Dr Jonathan Broomberg, Discovery Health CEO elaborated: “Schemes may establish Designated Service Provider (DSP) networks to supply these services in order to pay for these services at a pre-agreed rate. Where members use non DSPs on a voluntary basis, members may be faced with co-payments. However, where use of a non DSP is involuntary (due to life threatening emergency or lack of access) the scheme is currently obliged to fund PMB treatments in full, regardless of the amounts charged by the practitioner. This obligation presents an unpredictable obligation for schemes as there was no limit to what a provider could charge.”
 
In addition, medical schemes also make use of “drug formularies and other tools such as managed care interventions, protocols and the requirement to obtain pre-authorisation before services are rendered” to manage the cost of the treatment, revealed the CMS.
 
More certainty for schemes
“The intention of the recently published draft regulations is to establish more certainty about the obligations of schemes with respect to these conditions.  The implication of the proposed regulations is that when health professionals treat any PMB condition, medical schemes are only obliged to pay the health professional at an agreed rate, or where there is no agreement, the scheme is only obliged to pay the 2006 NHRPL rate inflated by CPI,” explained Broomberg.
 
He added: “It is not however clear what the implications of this regulation are for the ability of health professionals to set their own charges for treatment of PMB conditions. One interpretation, which appears to be the intention of the National Department of Health (NDoH), is that health professionals will remain free to set their own charges for PMB treatments.”
 
Broomberg said that if this is the correct interpretation, it does mean that where schemes do not have payment arrangements, members of those schemes might face more frequent and perhaps higher co-payments, since doctors will continue to charge at above the scheme rate (generally equivalent to NHRPL 2006 inflation adjusted) for all services.
 
This means that schemes will no longer be obligated to pay these fees in full for treatment of PMB conditions.
 
According to Broomberg, one of the possible impacts of the introduction of these amendments to Regulation 8 would be that tariff prices might increase.
 
“If the regulations are implemented as proposed, those schemes which have not implemented contracted payment arrangements would now have to decide whether to increase their tariff costs by introducing payment arrangements, in order to avoid their members experiencing PMB co-payments.
 
“It may also encourage those providers who have not entered into such contracts to join contracted payment arrangements, since they may otherwise face an increase in bad debts and collection costs as they will have to collect co-payments much more frequently,” said Broomberg.
 
Hospital account changes
 
In addition to amendments to Regulation 8 of the Act, amendments have also been proposed to Regulation 5 of the Act.
 
“Regulation 5 of the Medical Schemes Act currently sets out all the details that must be included in an account from the supplier of a health service to a medical scheme.

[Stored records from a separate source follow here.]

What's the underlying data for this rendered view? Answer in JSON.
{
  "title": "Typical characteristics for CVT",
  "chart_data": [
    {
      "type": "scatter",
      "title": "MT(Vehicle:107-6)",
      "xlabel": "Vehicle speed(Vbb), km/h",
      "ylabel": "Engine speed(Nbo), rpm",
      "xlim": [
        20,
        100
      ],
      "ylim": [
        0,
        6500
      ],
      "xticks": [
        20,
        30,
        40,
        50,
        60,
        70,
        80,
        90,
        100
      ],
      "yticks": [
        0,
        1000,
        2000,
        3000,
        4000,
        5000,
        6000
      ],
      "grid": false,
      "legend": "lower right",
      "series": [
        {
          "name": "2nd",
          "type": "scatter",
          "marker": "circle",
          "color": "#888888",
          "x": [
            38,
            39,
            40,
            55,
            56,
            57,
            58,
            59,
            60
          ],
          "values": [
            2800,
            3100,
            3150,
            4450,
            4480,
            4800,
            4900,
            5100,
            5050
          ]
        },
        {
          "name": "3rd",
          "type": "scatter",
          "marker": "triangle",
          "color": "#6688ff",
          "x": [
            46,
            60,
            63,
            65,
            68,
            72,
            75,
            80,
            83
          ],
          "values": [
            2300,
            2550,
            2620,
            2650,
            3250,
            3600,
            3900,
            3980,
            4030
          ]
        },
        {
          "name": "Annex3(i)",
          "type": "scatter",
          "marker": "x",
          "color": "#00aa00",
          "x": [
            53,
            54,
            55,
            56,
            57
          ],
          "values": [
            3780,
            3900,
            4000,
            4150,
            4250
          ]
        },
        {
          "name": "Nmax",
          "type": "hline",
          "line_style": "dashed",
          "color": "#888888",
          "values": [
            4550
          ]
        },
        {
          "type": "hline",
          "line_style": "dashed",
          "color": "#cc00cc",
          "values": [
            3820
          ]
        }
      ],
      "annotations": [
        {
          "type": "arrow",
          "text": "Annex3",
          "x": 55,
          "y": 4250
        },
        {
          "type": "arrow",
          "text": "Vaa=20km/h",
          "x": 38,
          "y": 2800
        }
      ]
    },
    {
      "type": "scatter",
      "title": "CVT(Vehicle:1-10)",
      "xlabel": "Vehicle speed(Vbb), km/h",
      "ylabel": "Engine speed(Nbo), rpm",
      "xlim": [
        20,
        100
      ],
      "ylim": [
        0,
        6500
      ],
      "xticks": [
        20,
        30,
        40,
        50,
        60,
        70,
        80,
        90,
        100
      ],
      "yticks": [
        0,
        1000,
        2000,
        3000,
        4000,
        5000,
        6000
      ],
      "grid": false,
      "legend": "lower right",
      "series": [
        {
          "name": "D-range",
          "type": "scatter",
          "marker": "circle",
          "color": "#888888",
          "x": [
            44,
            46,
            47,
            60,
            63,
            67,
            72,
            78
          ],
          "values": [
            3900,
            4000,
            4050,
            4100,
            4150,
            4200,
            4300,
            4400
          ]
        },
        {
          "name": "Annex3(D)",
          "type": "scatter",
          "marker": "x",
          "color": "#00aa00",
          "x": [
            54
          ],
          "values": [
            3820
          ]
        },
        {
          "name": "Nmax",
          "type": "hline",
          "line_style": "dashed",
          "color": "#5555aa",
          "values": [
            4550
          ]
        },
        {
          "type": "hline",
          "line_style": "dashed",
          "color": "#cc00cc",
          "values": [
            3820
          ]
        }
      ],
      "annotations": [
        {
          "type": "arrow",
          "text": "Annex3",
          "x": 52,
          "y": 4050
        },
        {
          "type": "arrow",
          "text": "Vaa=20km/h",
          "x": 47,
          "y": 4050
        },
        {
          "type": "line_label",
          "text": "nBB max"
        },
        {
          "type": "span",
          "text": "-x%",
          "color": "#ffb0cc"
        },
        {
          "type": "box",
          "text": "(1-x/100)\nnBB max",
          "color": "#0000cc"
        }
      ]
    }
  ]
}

This new amendment adds a clause requiring the submission of a discharge summary together with an account for hospital care,” explained Broomberg.
 
A discharge summary is a way of capturing a patient’s diagnosis and care that is internationally recognised. It is also important for the effective monitoring of the patient.
 
According to Broomberg, “This is a very positive development and is based on recommendations from the industry to the National Department of Health (NDoH). This will provide Discovery Health (DH) and its client schemes with a much richer set of clinical data on hospital treatments. We will be able to use this data to improve HealthID, to strengthen our efforts to improve quality of care, and in some instances, to make claims risk management more effective as well.”